The majority opinion criticizes the P.S.C. for failing to reject the filing of the tariffs set by the I.C.C.'s first order and failing to order that the increased charges be impounded. It is submitted that the P.S.C. had no alternative but to accept the filing and certainly had no authority to require the impounding of the increased charges.
I find the minority view in the Atlantic Coast Line case to be persuasive. Its adoption would render moot the questions relating to the impounding or not of the funds, whether the I.C.C.'s first order was void or voidable and whether the second order of the I.C.C. is valid or not.
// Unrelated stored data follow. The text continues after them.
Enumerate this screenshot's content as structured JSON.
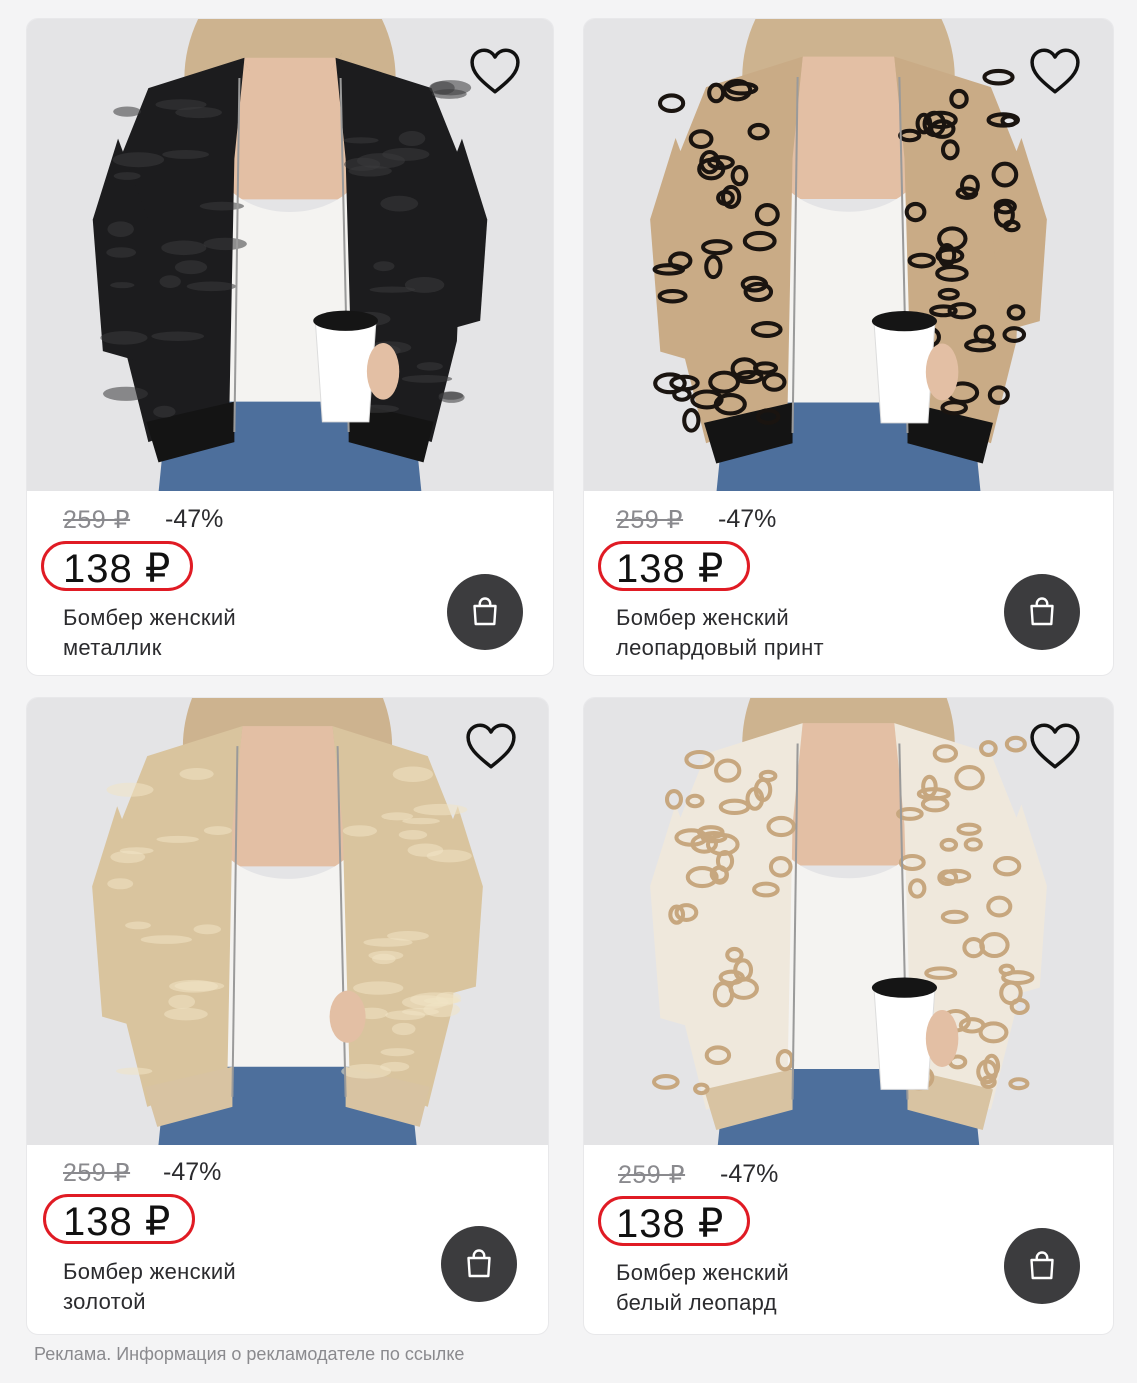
{
  "products": [
    {
      "old_price": "259 ₽",
      "discount": "-47%",
      "price": "138 ₽",
      "title_line1": "Бомбер женский",
      "title_line2": "металлик",
      "jacket_color": "#1c1c1e",
      "jacket_pattern": "metallic",
      "cup": true
    },
    {
      "old_price": "259 ₽",
      "discount": "-47%",
      "price": "138 ₽",
      "title_line1": "Бомбер женский",
      "title_line2": "леопардовый принт",
      "jacket_color": "#c9ab86",
      "jacket_pattern": "leopard-dark",
      "cup": true
    },
    {
      "old_price": "259 ₽",
      "discount": "-47%",
      "price": "138 ₽",
      "title_line1": "Бомбер женский",
      "title_line2": "золотой",
      "jacket_color": "#d9c49e",
      "jacket_pattern": "metallic",
      "cup": false
    },
    {
      "old_price": "259 ₽",
      "discount": "-47%",
      "price": "138 ₽",
      "title_line1": "Бомбер женский",
      "title_line2": "белый леопард",
      "jacket_color": "#efe8dc",
      "jacket_pattern": "leopard-light",
      "cup": true
    }
  ],
  "footer": {
    "ad_note": "Реклама. Информация о рекламодателе по ссылке"
  },
  "colors": {
    "price_ring": "#e01b24",
    "cart_button": "#3c3c3e",
    "background": "#f4f4f5"
  },
  "icons": {
    "favorite": "heart-outline-icon",
    "cart": "shopping-bag-icon"
  }
}
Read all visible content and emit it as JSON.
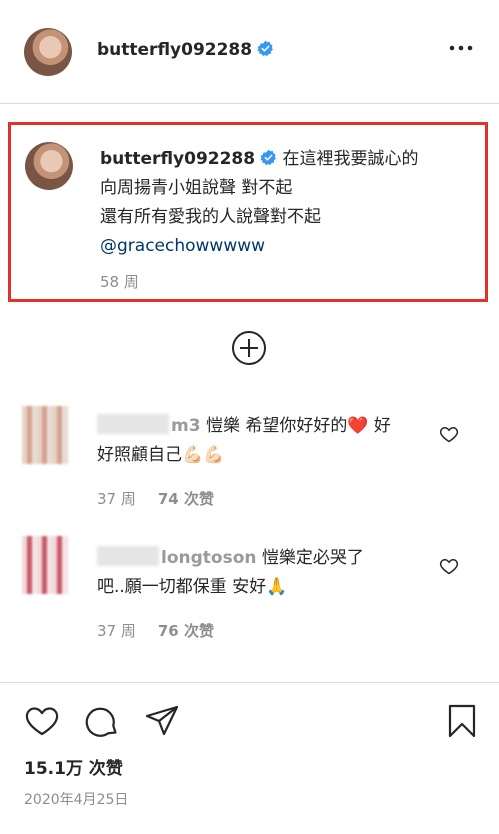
{
  "header": {
    "username": "butterfly092288",
    "avatar_icon": "profile-photo",
    "verified_icon": "verified-badge-icon",
    "more_icon": "more-options-icon"
  },
  "caption": {
    "username": "butterfly092288",
    "line1": "在這裡我要誠心的",
    "line2": "向周揚青小姐說聲 對不起",
    "line3": "還有所有愛我的人說聲對不起",
    "mention": "@gracechowwwww",
    "time": "58 周"
  },
  "load_more_icon": "plus-circle-icon",
  "comments": [
    {
      "username_visible": "m3",
      "text_line1": "愷樂 希望你好好的",
      "emoji1": "❤️",
      "text_line1_end": " 好",
      "text_line2": "好照顧自己",
      "emoji2": "💪🏻💪🏻",
      "time": "37 周",
      "likes": "74 次赞"
    },
    {
      "username_visible": "longtoson",
      "text_line1": "愷樂定必哭了",
      "text_line2": "吧..願一切都保重 安好",
      "emoji2": "🙏",
      "time": "37 周",
      "likes": "76 次赞"
    }
  ],
  "actions": {
    "like_icon": "heart-icon",
    "comment_icon": "comment-icon",
    "share_icon": "share-icon",
    "save_icon": "bookmark-icon",
    "likes_total": "15.1万 次赞",
    "date": "2020年4月25日"
  },
  "colors": {
    "accent_blue": "#3897f0",
    "highlight_red": "#e0312b",
    "heart_red": "#ed4956",
    "link": "#00376b"
  }
}
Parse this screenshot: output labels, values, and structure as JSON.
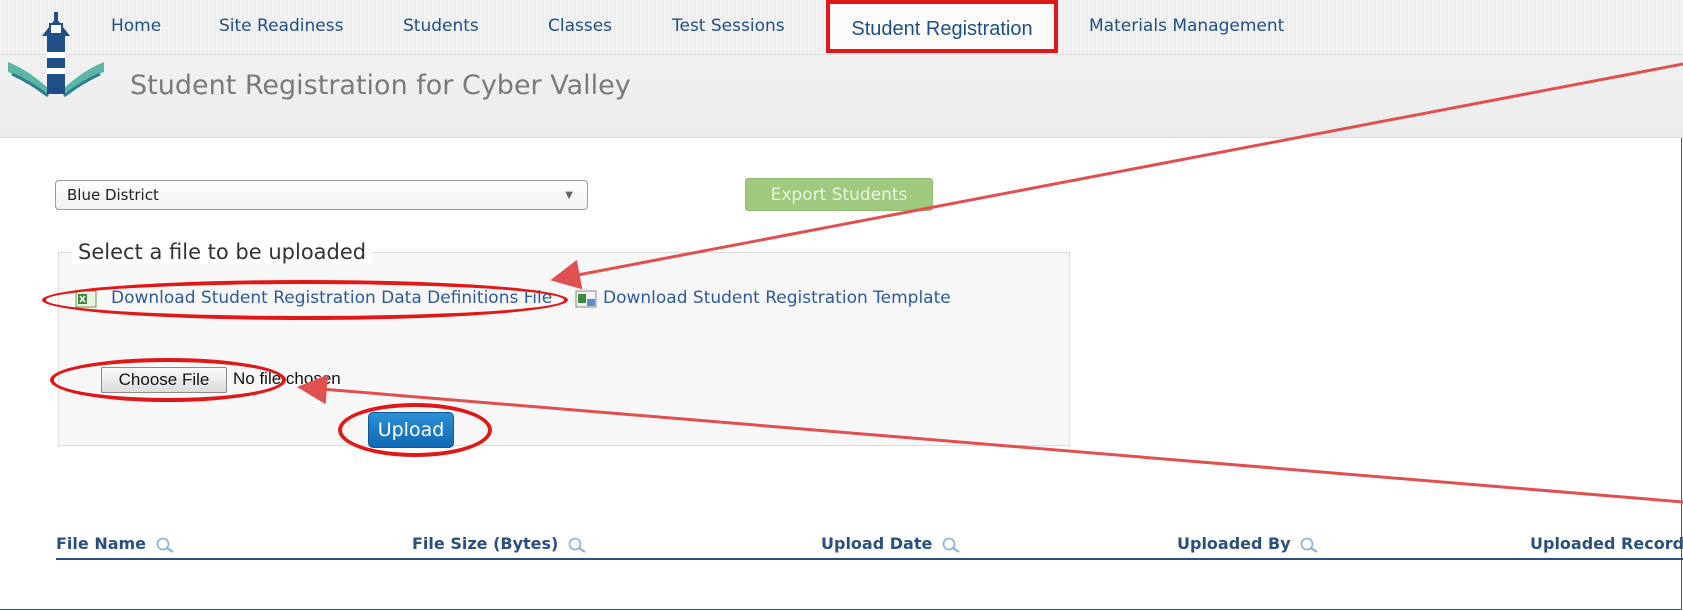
{
  "nav": {
    "items": [
      "Home",
      "Site Readiness",
      "Students",
      "Classes",
      "Test Sessions"
    ],
    "active": "Student Registration",
    "after": "Materials Management"
  },
  "page": {
    "title": "Student Registration for Cyber Valley"
  },
  "district_select": {
    "value": "Blue District"
  },
  "export": {
    "label": "Export Students"
  },
  "upload_section": {
    "legend": "Select a file to be uploaded",
    "download_definitions": "Download Student Registration Data Definitions File",
    "download_template": "Download Student Registration Template",
    "choose_file": "Choose File",
    "no_file": "No file chosen",
    "upload": "Upload"
  },
  "table": {
    "columns": [
      "File Name",
      "File Size (Bytes)",
      "Upload Date",
      "Uploaded By",
      "Uploaded Records"
    ]
  },
  "colors": {
    "nav_text": "#1f4f86",
    "highlight": "#e01818",
    "export_bg": "#9ec97f",
    "upload_bg": "#1a7bc6"
  }
}
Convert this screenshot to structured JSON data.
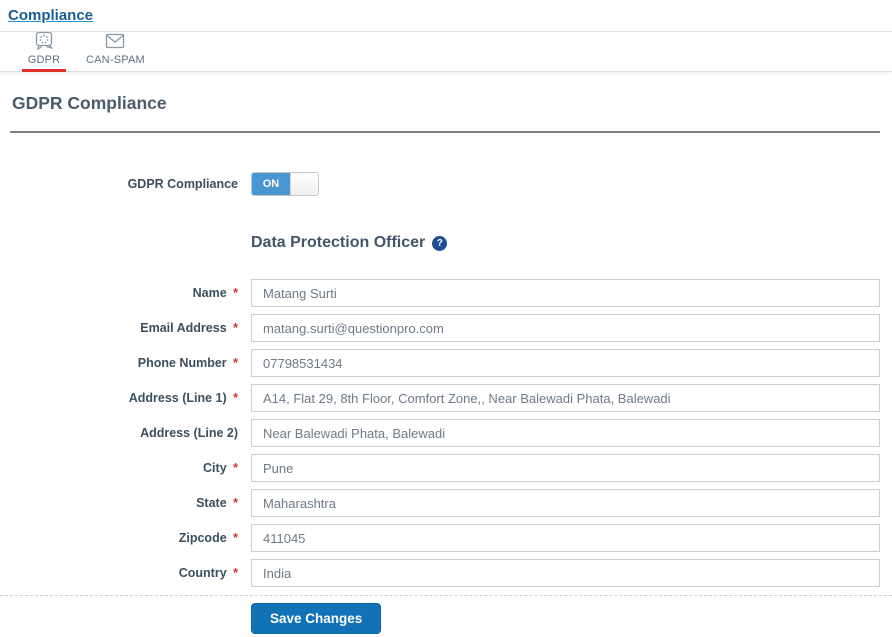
{
  "breadcrumb": {
    "label": "Compliance"
  },
  "tabs": [
    {
      "label": "GDPR",
      "icon": "gdpr-badge-icon",
      "active": true
    },
    {
      "label": "CAN-SPAM",
      "icon": "envelope-icon",
      "active": false
    }
  ],
  "section": {
    "title": "GDPR Compliance",
    "toggle": {
      "label": "GDPR Compliance",
      "state": "ON"
    },
    "subsection": {
      "title": "Data Protection Officer",
      "help_icon": "question-circle-icon",
      "help_glyph": "?"
    }
  },
  "form": {
    "required_marker": "*",
    "fields": [
      {
        "label": "Name",
        "required": true,
        "value": "Matang Surti"
      },
      {
        "label": "Email Address",
        "required": true,
        "value": "matang.surti@questionpro.com"
      },
      {
        "label": "Phone Number",
        "required": true,
        "value": "07798531434"
      },
      {
        "label": "Address (Line 1)",
        "required": true,
        "value": "A14, Flat 29, 8th Floor, Comfort Zone,, Near Balewadi Phata, Balewadi"
      },
      {
        "label": "Address (Line 2)",
        "required": false,
        "value": "Near Balewadi Phata, Balewadi"
      },
      {
        "label": "City",
        "required": true,
        "value": "Pune"
      },
      {
        "label": "State",
        "required": true,
        "value": "Maharashtra"
      },
      {
        "label": "Zipcode",
        "required": true,
        "value": "411045"
      },
      {
        "label": "Country",
        "required": true,
        "value": "India"
      }
    ],
    "save_label": "Save Changes"
  },
  "colors": {
    "accent_blue": "#1172b5",
    "toggle_blue": "#4a96d2",
    "active_tab_red": "#e2312b",
    "required_red": "#d43030",
    "link_blue": "#1a5c94",
    "heading_gray": "#4a5b6c"
  }
}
Mr. Justice Roberts, speaking for the minority, stated:"The case is not to be decided according to the character ascribed to the first order of the Commission. Whether called void or voidable, the order gave the railroad no right to collect the sums exacted. If, as must be conceded, the carrier took, under and by force of that order, money to which it was not in law entitled, the conclusion necessarily follows that it must restore what was so taken."
WADE, C.J., concurs in the dissenting opinion of CALLISTER, J.NOTES
 Such an appeal is permitted by the Urgent Deficiencies Act, 28 U.S.C. § 1253.
 234 U.S. 342, 34 S. Ct. 833, 58 L. Ed. 1341.
 See 234 U.S. 342, at page 350, 34 S. Ct. 833, at page 836.
 49 U.S.C.A. § 13(4).
 308 U.S. 79, 60 S. Ct. 34, 37, 84 L. Ed. 93.
 Wasatch Oil Refining Co. v. Wade, 92 Utah 50, 63 P.2d 1070.
 See footnotes 2 and 4 above.
 Public Service Commission of Utah v. United States, 356 U.S. 421, 423, 78 S. Ct. 796, 798, 2 L. Ed. 2d 886.
 Utah Citizens Rate Association et al. v. United States et al., 1961, 365 U.S. 857, 81 S. Ct. 834, 5 L. Ed. 2d 857.
 269 F.2d 714, 718.
 295 U.S. 301, 55 S. Ct. 713, 79 L. Ed. 1451.
 See 4 Am.Jur. 508, Sec. 20.
 Compare also Helper State Bank v. Crus, 90 Utah 207, 61 P.2d 318.
 Atlantic Coast Line case, supra, 295 U.S. at page 310, 55 S.Ct. at page 716.
 307 U.S. 183, 195, 59 S. Ct. 795, 802, 83 L. Ed. 1211.
 See Atlantic Coast Line case, supra, at page 311 of 295 U.S., at page 717 of 55 S.Ct.
 295 U.S. 301, 55 S. Ct. 713, 79 L. Ed. 1451.